You bring up some good points, but Xavier is in Cincinnati, so not really "Dayton" that is supporting them. But when you consider the Cincinnati-Dayton area has the three schools you mention, plus UC (without clicking on the link, but I'm guessing is also over 10,000) shows that Southwest Ohio is more crazy about college basketball than Northeast Ohio.
Part, of that, however, is due to the region not having an NBA team, and in Cleveland's (TV market) case an NBA team that has been among the top 5 most popular in the league ever since LeBron was drafted. Even in the four years LeBron left, the Cavs still were in the top half in attendance and had some of the highest local ratings in the NBA. In the LeBron years, the Cavs have always been in the top five in attendance and have battled the Spurs, Thunder and now Warriors for the No. 1 spot in local TV ratings. I'll have to look up what the Cavs' final local ratings were this year, but saw a couple months ago, they were pulling in something like an 11 share locally, which is about 110,000 TV sets a night ... on top of the 20,562 that go to every home game (and they play 41 of those).

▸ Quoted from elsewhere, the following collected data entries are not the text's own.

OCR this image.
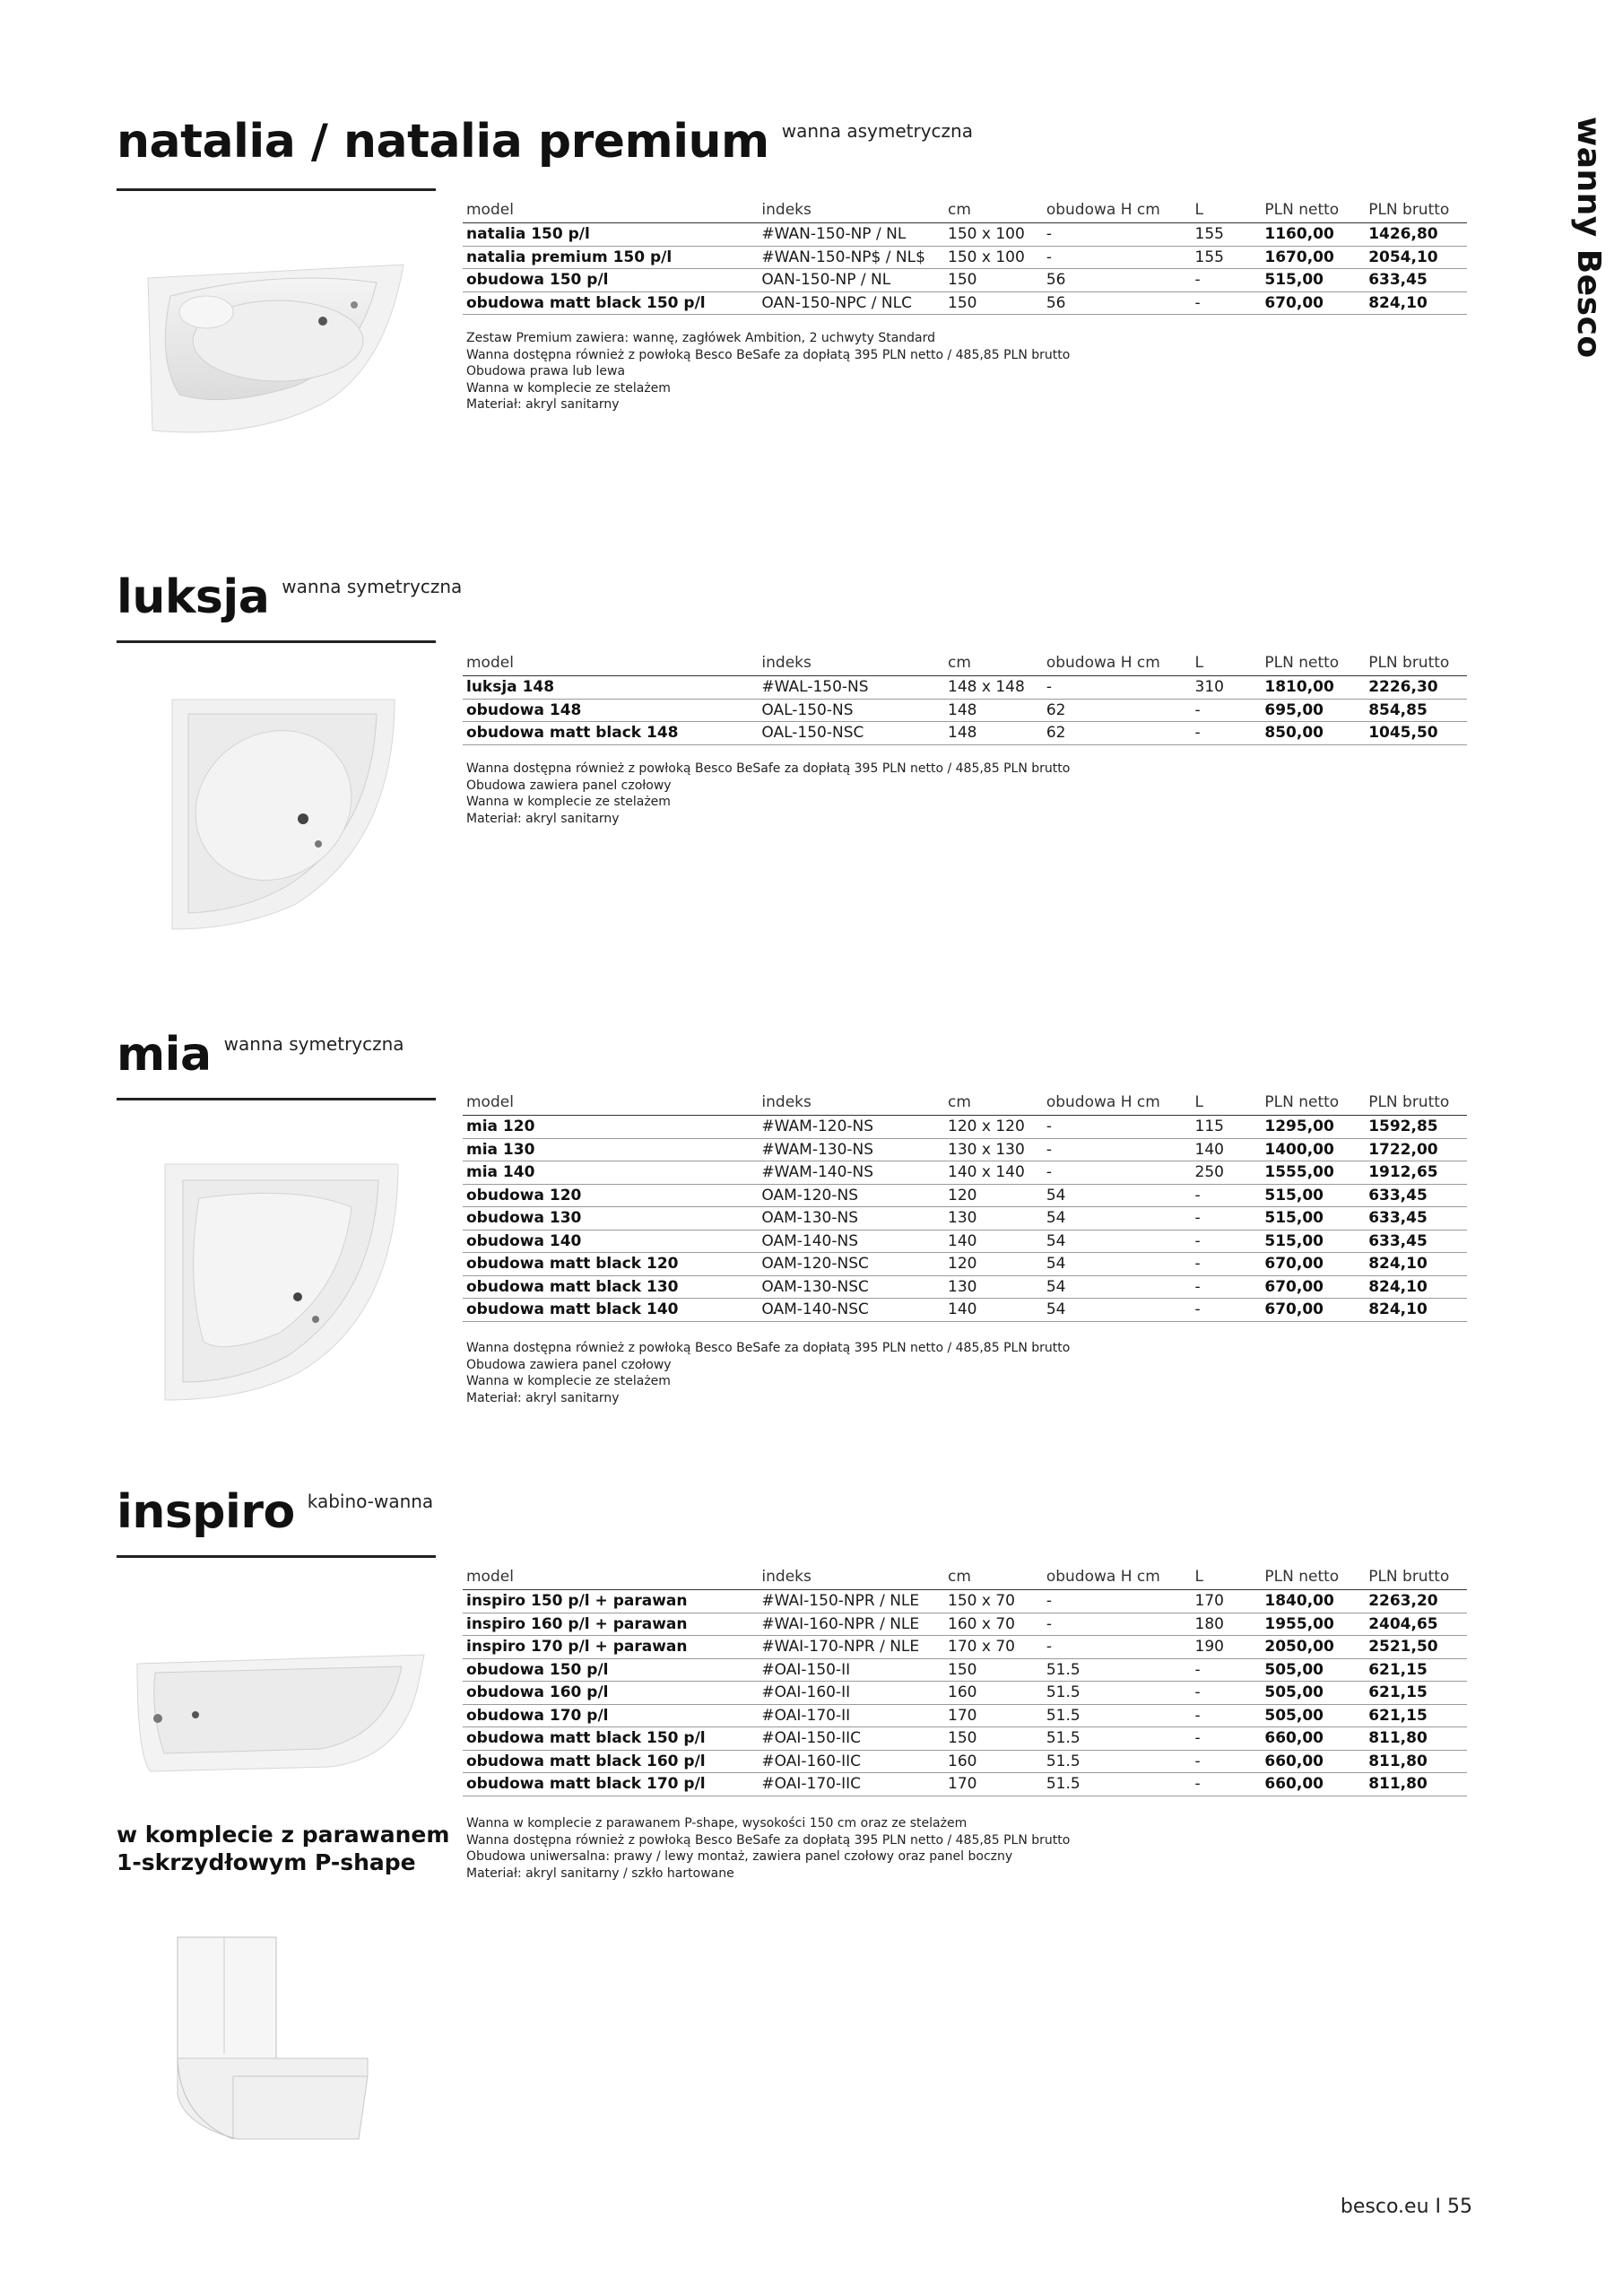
wanny Besco
natalia / natalia premium wanna asymetryczna
model	indeks	cm	obudowa H cm	L	PLN netto	PLN brutto
natalia 150 p/l	#WAN-150-NP / NL	150 x 100	-	155	1160,00	1426,80
natalia premium 150 p/l	#WAN-150-NP$ / NL$	150 x 100	-	155	1670,00	2054,10
obudowa 150 p/l	OAN-150-NP / NL	150	56	-	515,00	633,45
obudowa matt black 150 p/l	OAN-150-NPC / NLC	150	56	-	670,00	824,10
Zestaw Premium zawiera: wannę, zagłówek Ambition, 2 uchwyty Standard
Wanna dostępna również z powłoką Besco BeSafe za dopłatą 395 PLN netto / 485,85 PLN brutto
Obudowa prawa lub lewa
Wanna w komplecie ze stelażem
Materiał: akryl sanitarny
luksja wanna symetryczna
model	indeks	cm	obudowa H cm	L	PLN netto	PLN brutto
luksja 148	#WAL-150-NS	148 x 148	-	310	1810,00	2226,30
obudowa 148	OAL-150-NS	148	62	-	695,00	854,85
obudowa matt black 148	OAL-150-NSC	148	62	-	850,00	1045,50
Wanna dostępna również z powłoką Besco BeSafe za dopłatą 395 PLN netto / 485,85 PLN brutto
Obudowa zawiera panel czołowy
Wanna w komplecie ze stelażem
Materiał: akryl sanitarny
mia wanna symetryczna
model	indeks	cm	obudowa H cm	L	PLN netto	PLN brutto
mia 120	#WAM-120-NS	120 x 120	-	115	1295,00	1592,85
mia 130	#WAM-130-NS	130 x 130	-	140	1400,00	1722,00
mia 140	#WAM-140-NS	140 x 140	-	250	1555,00	1912,65
obudowa 120	OAM-120-NS	120	54	-	515,00	633,45
obudowa 130	OAM-130-NS	130	54	-	515,00	633,45
obudowa 140	OAM-140-NS	140	54	-	515,00	633,45
obudowa matt black 120	OAM-120-NSC	120	54	-	670,00	824,10
obudowa matt black 130	OAM-130-NSC	130	54	-	670,00	824,10
obudowa matt black 140	OAM-140-NSC	140	54	-	670,00	824,10
Wanna dostępna również z powłoką Besco BeSafe za dopłatą 395 PLN netto / 485,85 PLN brutto
Obudowa zawiera panel czołowy
Wanna w komplecie ze stelażem
Materiał: akryl sanitarny
inspiro kabino-wanna
w komplecie z parawanem
1-skrzydłowym P-shape
model	indeks	cm	obudowa H cm	L	PLN netto	PLN brutto
inspiro 150 p/l + parawan	#WAI-150-NPR / NLE	150 x 70	-	170	1840,00	2263,20
inspiro 160 p/l + parawan	#WAI-160-NPR / NLE	160 x 70	-	180	1955,00	2404,65
inspiro 170 p/l + parawan	#WAI-170-NPR / NLE	170 x 70	-	190	2050,00	2521,50
obudowa 150 p/l	#OAI-150-II	150	51.5	-	505,00	621,15
obudowa 160 p/l	#OAI-160-II	160	51.5	-	505,00	621,15
obudowa 170 p/l	#OAI-170-II	170	51.5	-	505,00	621,15
obudowa matt black 150 p/l	#OAI-150-IIC	150	51.5	-	660,00	811,80
obudowa matt black 160 p/l	#OAI-160-IIC	160	51.5	-	660,00	811,80
obudowa matt black 170 p/l	#OAI-170-IIC	170	51.5	-	660,00	811,80
Wanna w komplecie z parawanem P-shape, wysokości 150 cm oraz ze stelażem
Wanna dostępna również z powłoką Besco BeSafe za dopłatą 395 PLN netto / 485,85 PLN brutto
Obudowa uniwersalna: prawy / lewy montaż, zawiera panel czołowy oraz panel boczny
Materiał: akryl sanitarny / szkło hartowane
besco.eu I 55
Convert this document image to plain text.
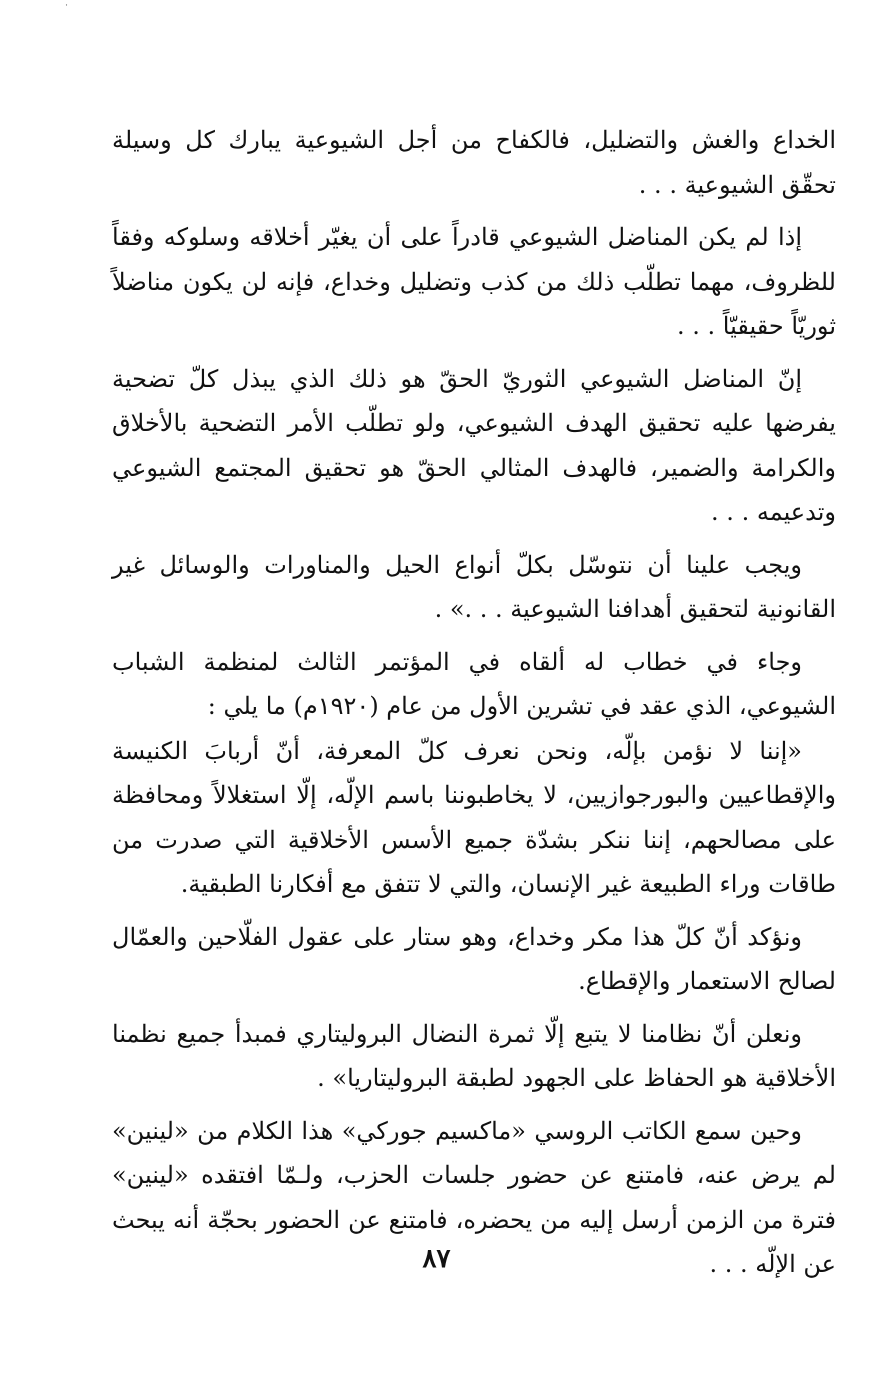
˙

الخداع والغش والتضليل، فالكفاح من أجل الشيوعية يبارك كل وسيلة تحقّق الشيوعية . . .

إذا لم يكن المناضل الشيوعي قادراً على أن يغيّر أخلاقه وسلوكه وفقاً للظروف، مهما تطلّب ذلك من كذب وتضليل وخداع، فإنه لن يكون مناضلاً ثوريّاً حقيقيّاً . . .

إنّ المناضل الشيوعي الثوريّ الحقّ هو ذلك الذي يبذل كلّ تضحية يفرضها عليه تحقيق الهدف الشيوعي، ولو تطلّب الأمر التضحية بالأخلاق والكرامة والضمير، فالهدف المثالي الحقّ هو تحقيق المجتمع الشيوعي وتدعيمه . . .

ويجب علينا أن نتوسّل بكلّ أنواع الحيل والمناورات والوسائل غير القانونية لتحقيق أهدافنا الشيوعية . . .» .

وجاء في خطاب له ألقاه في المؤتمر الثالث لمنظمة الشباب الشيوعي، الذي عقد في تشرين الأول من عام (١٩٢٠م) ما يلي :

«إننا لا نؤمن بإلّه، ونحن نعرف كلّ المعرفة، أنّ أربابَ الكنيسة والإقطاعيين والبورجوازيين، لا يخاطبوننا باسم الإلّه، إلّا استغلالاً ومحافظة على مصالحهم، إننا ننكر بشدّة جميع الأسس الأخلاقية التي صدرت من طاقات وراء الطبيعة غير الإنسان، والتي لا تتفق مع أفكارنا الطبقية.

ونؤكد أنّ كلّ هذا مكر وخداع، وهو ستار على عقول الفلّاحين والعمّال لصالح الاستعمار والإقطاع.

ونعلن أنّ نظامنا لا يتبع إلّا ثمرة النضال البروليتاري فمبدأ جميع نظمنا الأخلاقية هو الحفاظ على الجهود لطبقة البروليتاريا» .

وحين سمع الكاتب الروسي «ماكسيم جوركي» هذا الكلام من «لينين» لم يرض عنه، فامتنع عن حضور جلسات الحزب، ولـمّا افتقده «لينين» فترة من الزمن أرسل إليه من يحضره، فامتنع عن الحضور بحجّة أنه يبحث عن الإلّه . . .

٨٧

There's only so much time people in NEO want to dedicate to basketball, and largely the area has chosen to invest it with the Cavs, and can you blame them? Consistently one of the best teams in the league with the best player in the world being from right here in Akron. It just is what it is.
With that said, I think there is still potential if Groce builds a product that wins and wins in an exciting fashion where they could bump up to 4,000-5,000 consistently. But as long as Akron is in the MAC and the Cavs are winning, the school simply will have an attendance ceiling it will bump into.
EDIT: See B&G already pointed out Xavier.